Qantas says underlying profit is ahead of expectations. Photo / File
Qantas has signalled a bonus worth up to A$11,000 ($11,800) for staff and upgraded its profit forecast for the first half of the current year.
The airline said it remains on track to share the benefits of the recovery with around 20,000 non-executive employees through a A$5000 boost payment andup to 1000 Qantas shares (currently worth around $6000), “subject to key conditions being met.”
The group now expects an underlying profit before tax of between A$1.35 billion and A$1.45b. This is a A$150 million increase to the profit range given in early October 2022.
In an update, it said consumers continue to put a high priority on travel ahead of other spending categories and there are signs that limits on international capacity are driving more domestic leisure demand, benefiting Australian tourism.
Fuel costs remain significantly elevated compared with the 2019 financial year and are expected to reach approximately A$5b for the full 2023 financial year, a record high for the group despite international capacity at around 30 per cent below pre-Covid levels.
The airline had been hit by a shortage of staff, planes and airport delays but said operational performance has continued to improve, with Qantas ranking as the most on-time domestic airline in Australia in October.
It said it had spent A$200m in rostering additional staff, and continued recruitment and reserve aircraft will help maintain these levels during the latest wave of Covid infections in the community and into the busy Christmas period, as well as limiting the impact of extreme weather (especially wind) in November.
The group’s net debt is now expected to fall to an estimated A$2.3b to A$2.5b by 31 December 2022. This is around A$900m better than expected in the most recent update, due largely to the acceleration of revenue inflows as customers book flights on Qantas, Jetstar and partner airlines into the second half and beyond, as well as deferral of around A$200m of capital expenditure to the second half.
Around 60 per cent of the A$2b in Covid-related travel credits held by the group have now been redeemed by customers. Total credit usage is consistent at a rate of around A$70m a month and new initiatives will be announced shortly to encourage full use of remaining credits over the next year.
While capacity is constrained, more than a million sale fares were launched in October and further sale activity is planned in the weeks ahead. More than five million reward seats are available for frequent flyers over the next year and more Points Planes will be released soon.

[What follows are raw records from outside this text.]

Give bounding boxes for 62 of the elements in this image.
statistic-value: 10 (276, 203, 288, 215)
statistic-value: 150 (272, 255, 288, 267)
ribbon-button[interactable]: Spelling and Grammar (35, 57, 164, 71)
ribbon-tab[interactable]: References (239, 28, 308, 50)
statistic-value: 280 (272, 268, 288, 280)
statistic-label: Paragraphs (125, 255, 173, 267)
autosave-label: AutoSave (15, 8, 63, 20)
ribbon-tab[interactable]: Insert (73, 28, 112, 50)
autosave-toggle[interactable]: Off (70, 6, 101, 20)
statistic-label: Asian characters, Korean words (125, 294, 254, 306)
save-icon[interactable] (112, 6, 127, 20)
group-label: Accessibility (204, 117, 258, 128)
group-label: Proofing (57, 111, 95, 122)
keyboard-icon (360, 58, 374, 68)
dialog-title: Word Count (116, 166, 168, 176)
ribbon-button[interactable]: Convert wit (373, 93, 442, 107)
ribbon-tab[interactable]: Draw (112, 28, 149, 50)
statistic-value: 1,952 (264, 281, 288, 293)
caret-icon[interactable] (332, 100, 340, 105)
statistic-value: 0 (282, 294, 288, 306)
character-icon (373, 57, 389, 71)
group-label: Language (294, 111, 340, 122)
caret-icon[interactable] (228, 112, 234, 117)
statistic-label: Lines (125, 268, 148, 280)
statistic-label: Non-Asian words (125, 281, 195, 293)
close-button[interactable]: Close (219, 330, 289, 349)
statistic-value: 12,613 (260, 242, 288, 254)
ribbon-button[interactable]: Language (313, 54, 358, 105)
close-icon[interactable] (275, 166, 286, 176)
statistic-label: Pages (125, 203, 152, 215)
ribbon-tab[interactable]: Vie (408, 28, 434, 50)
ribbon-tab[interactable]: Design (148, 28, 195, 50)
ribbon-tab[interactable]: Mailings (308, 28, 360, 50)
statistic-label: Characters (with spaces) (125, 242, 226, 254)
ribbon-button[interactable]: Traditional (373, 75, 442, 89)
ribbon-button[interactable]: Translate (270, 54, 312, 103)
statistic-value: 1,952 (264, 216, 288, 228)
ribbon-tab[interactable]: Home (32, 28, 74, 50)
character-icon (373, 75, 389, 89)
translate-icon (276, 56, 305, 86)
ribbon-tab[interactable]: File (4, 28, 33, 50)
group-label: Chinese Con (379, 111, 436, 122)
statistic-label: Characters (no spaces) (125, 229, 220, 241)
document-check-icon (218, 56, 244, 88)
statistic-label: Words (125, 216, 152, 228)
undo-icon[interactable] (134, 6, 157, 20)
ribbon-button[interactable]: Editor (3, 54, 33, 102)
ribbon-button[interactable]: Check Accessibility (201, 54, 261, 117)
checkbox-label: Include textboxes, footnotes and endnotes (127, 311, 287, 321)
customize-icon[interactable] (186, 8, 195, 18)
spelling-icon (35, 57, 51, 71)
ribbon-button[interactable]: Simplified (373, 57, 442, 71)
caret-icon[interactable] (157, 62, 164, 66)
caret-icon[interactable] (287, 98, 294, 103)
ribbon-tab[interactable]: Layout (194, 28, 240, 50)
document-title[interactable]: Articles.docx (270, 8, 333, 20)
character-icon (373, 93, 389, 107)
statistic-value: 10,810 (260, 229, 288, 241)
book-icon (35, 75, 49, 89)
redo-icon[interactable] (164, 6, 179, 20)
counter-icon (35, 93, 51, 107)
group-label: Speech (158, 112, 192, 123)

The group is adding capacity as quickly as possible in the second half of the year while maintaining operational reliability.
Of the A$400m share buyback announced in August 2022, 76 per cent is now complete at an average price of $5.66. Low levels of net debt put the board in a position to consider future shareholder returns in February 2023 consistent with the group’s financial framework and phasing of capital expenditure for fleet renewal.
The group recently finalised a three-year agreement with Jetstar pilots as part of its improved pay policy and expects to reach in-principle agreements with others in the coming weeks.
The airline is still embroiled in a legal dispute over outsourcing of ground crew jobs early in the pandemic. It was last week given leave to appeal two Federal court findings that deemed illegal its move to outsource 2000 ground crew jobs during the pandemic.
Singapore Airlines is also benefiting from the strong Australian recovery. Overnight it announced its Airbus A380s will return to Melbourne after almost four years in May next year, while Sydney will get a second daily A380 flight to Singapore from then.